Highlights:

  • A robot powered by Artificial Intelligence (AI) and trained on a multimodal embodied visual-language model with far more than 562 billion parameters was unveiled this week by Google LLC and the Technical University of Berlin researchers.
  • PaLM-E functions by observing its immediate surroundings through the robot’s camera and can do so without using any scene representation that has been previously processed.

A robot powered by Artificial Intelligence (AI) and trained on a multimodal embodied visual-language model with more than 562 billion parameters was unveiled this week by Google LLC and the Technical University of Berlin researchers.

The robot can perform various tasks based on human voice commands thanks to PaLM-E, a model that integrates AI-powered vision and language to enable autonomous robotic control. This eliminates the need for ongoing retraining. In other words, it’s a robot that can comprehend what is being requested and then go ahead and complete those tasks right away.

For instance, if the robot is instructed to “bring the chips from the drawer,” PaLM-E will immediately devise a plan of action based on the instruction and its field of vision. The mobile robot platform will autonomously act using a controlled robotic arm.

PaLM-E functions by observing its immediate surroundings through the robot’s camera and can do so without using any scene representation that has been previously processed. It merely looks, takes in what it sees, and determines what it must do. Therefore, there is no need for a person to first annotate the visual data.

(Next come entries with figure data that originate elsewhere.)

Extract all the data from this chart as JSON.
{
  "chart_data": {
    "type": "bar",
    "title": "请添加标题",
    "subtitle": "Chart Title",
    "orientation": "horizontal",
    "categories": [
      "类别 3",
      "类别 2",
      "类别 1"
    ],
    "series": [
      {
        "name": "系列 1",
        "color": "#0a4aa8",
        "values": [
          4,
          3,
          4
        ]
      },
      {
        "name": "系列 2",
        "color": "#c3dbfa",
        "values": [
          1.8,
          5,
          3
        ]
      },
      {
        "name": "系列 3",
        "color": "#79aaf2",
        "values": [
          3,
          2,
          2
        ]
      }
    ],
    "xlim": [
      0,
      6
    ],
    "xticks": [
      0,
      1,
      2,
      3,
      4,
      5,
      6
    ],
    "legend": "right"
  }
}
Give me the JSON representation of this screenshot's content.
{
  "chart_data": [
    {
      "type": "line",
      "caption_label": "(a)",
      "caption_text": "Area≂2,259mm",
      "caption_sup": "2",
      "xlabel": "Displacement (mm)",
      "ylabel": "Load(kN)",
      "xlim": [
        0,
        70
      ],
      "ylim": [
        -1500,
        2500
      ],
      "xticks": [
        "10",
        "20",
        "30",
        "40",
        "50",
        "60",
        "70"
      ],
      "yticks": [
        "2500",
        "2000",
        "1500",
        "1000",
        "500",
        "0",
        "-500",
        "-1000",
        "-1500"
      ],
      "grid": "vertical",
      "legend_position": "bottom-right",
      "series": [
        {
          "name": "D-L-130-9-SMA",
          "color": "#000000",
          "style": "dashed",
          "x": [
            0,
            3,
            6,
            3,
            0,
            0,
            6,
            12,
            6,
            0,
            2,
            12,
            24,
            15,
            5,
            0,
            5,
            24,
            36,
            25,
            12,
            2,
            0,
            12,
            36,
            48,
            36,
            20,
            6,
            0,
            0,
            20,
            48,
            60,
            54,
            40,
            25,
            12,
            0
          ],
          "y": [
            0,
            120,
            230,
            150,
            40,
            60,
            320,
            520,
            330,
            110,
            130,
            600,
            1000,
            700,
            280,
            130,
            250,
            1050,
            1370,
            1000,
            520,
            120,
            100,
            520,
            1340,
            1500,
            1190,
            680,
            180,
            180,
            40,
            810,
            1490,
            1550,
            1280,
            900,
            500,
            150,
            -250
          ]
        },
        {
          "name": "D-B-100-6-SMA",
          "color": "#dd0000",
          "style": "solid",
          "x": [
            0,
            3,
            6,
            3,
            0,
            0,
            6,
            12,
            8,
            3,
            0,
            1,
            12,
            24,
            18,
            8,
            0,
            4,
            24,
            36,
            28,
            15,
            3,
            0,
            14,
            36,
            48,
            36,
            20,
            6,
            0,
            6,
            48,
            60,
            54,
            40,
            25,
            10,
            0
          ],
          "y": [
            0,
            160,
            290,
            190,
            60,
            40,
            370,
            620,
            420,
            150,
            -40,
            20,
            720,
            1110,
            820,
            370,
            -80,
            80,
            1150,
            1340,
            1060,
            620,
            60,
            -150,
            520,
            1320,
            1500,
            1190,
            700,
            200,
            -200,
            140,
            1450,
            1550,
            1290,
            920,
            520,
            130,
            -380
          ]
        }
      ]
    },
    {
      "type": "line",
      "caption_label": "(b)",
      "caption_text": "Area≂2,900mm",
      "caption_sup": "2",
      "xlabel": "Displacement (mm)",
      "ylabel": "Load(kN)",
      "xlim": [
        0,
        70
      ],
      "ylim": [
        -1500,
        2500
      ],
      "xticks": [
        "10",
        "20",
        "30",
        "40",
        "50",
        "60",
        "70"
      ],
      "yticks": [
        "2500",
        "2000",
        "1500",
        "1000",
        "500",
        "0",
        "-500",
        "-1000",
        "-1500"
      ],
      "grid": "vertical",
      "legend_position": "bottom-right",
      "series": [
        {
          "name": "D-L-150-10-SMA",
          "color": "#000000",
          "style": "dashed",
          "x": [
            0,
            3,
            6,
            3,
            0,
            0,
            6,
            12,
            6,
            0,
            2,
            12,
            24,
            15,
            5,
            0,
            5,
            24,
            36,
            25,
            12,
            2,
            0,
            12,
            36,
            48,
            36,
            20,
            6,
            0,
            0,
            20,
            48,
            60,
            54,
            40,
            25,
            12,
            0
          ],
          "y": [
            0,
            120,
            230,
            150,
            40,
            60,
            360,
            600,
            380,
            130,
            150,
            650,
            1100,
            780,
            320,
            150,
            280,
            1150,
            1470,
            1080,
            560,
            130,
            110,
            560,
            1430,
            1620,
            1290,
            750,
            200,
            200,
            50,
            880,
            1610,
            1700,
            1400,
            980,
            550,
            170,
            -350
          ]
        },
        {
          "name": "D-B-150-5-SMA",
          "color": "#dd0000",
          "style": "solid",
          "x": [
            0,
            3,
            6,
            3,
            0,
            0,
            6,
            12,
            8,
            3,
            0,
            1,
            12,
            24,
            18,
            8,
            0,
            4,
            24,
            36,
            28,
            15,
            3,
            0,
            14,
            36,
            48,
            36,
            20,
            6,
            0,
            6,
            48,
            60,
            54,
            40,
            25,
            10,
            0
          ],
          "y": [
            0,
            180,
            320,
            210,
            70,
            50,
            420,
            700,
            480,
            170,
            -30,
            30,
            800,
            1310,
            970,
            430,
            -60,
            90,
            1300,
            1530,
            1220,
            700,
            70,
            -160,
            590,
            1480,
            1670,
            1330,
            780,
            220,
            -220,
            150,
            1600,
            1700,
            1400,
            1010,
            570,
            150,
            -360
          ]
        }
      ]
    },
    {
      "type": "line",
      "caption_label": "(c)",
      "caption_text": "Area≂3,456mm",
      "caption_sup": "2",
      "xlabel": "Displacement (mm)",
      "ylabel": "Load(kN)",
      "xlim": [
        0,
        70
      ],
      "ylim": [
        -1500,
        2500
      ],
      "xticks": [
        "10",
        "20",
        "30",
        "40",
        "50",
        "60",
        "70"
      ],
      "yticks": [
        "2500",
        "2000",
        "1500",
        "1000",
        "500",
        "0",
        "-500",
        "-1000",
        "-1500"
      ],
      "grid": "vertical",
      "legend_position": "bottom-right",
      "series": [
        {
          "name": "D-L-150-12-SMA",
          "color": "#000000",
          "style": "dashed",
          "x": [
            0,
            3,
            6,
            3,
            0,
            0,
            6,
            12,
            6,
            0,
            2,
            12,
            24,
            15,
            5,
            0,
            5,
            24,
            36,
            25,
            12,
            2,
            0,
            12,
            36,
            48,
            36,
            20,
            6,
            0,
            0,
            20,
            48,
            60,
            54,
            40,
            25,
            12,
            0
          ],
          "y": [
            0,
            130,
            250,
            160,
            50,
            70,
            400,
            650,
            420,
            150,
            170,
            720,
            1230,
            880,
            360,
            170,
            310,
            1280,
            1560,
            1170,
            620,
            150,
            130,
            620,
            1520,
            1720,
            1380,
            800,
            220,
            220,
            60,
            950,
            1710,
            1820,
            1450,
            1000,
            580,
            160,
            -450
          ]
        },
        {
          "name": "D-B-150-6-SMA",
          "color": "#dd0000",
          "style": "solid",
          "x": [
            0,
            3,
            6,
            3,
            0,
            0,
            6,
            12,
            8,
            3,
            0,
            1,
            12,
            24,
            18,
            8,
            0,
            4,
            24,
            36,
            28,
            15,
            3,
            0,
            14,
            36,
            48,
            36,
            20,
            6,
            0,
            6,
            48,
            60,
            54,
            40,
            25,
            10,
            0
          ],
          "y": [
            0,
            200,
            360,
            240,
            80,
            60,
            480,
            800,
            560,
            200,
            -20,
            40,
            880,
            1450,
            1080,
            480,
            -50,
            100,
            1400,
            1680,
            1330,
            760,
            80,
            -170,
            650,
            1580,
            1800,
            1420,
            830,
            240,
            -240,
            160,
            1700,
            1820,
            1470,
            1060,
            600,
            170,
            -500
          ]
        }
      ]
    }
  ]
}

PaLM-E can respond to changes in the environment as it performs a task, according to Google’s researchers. For instance, if the robot goes to fetch the chips and someone else takes them from it and puts them on a table in the room, the robot will notice what happened, look for them, grab them, and then deliver them to the person who initially asked for them.

Based on the existing PaLM large language model, which integrates sensory data and robotic control, PaLM-E is called an “embodied visual-language model.” It operates by making ongoing observations of its surroundings and encoding this data into a series of vectors, much like it does with words as “language tokens.” This enables it to comprehend sensory data, like how it understands vocal commands.

According to the researchers, PaLM-E can “positively transfer” knowledge and skills from one task to another, outperforming single-task robot models in performance. It also exhibits “multimodal chain-of-thought reasoning,” which means it can evaluate a series of inputs, including language and visual inputs and “multi-image inference.” According to the researchers, it uses multiple images to make an inference or predict something.

Overall, PaLM-E represents a significant advance in autonomous robotics. Google stated that its next steps would be to investigate other applications in practical contexts like home automation and industrial robotics. The researchers also hoped their work would stimulate additional investigation into embodied AI and multimodal reasoning.